To say that you are a Caucasian, or a man, or a Republican, or a Venezuelan, or a Buddhist, or a lawyer, makes about as much sense as a banana calling itself a yellow, or an ice cube calling itself a cold. The labels we use to describe things are adjectives, not nouns. You cannot be an adjective; you can only be a noun.

So, what noun are you? A conscious entity. That’s it. No body. No possessions. No reputation. No group affiliation. It’s a difficult concept to grasp if you have spent your life looking at everything as mere physical objects.

Let’s say you were to lose a leg, or an arm, or an eye, or your money, or your house. Or let’s say you were to change jobs or political parties. Would that change you? Would you be a different entity?

When you define who you are by your attributes, you might become afraid to lose them. For example, someone who has always been a Democrat or a Republican might be deathly afraid to give up that party affiliation. This is what makes them defend their long-held viewpoints, even if those viewpoints don’t seem as correct as they used to. It’s not about truth – it’s about self-preservation. That is, preservation of what they perceive as themselves, which is of course their false selves, only they can’t see that.
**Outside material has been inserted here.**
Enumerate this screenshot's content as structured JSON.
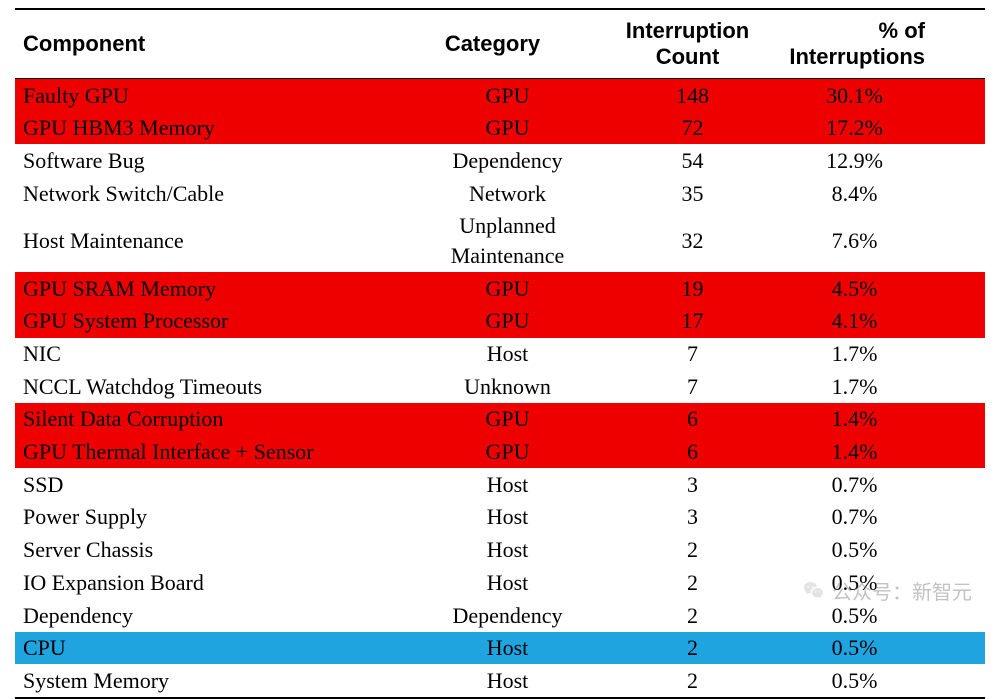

A lot of thought, activity, worry, and defense go into the false self, so even if we are “winning”, there is still a constant level of discomfort and stress that we endure. We call this the cost of doing business: internal currency (physical and mental energy) in exchange for external commodities (wealth, approval, housing, food, possessions, social acceptance).

As long as we perceive that the benefits of upholding the false self outweigh the costs, the false self will endure. Only when the amount of suffering (worry, stress, fear, regret, frustration) outweighs the benefits will we become sick and tired enough to drop it.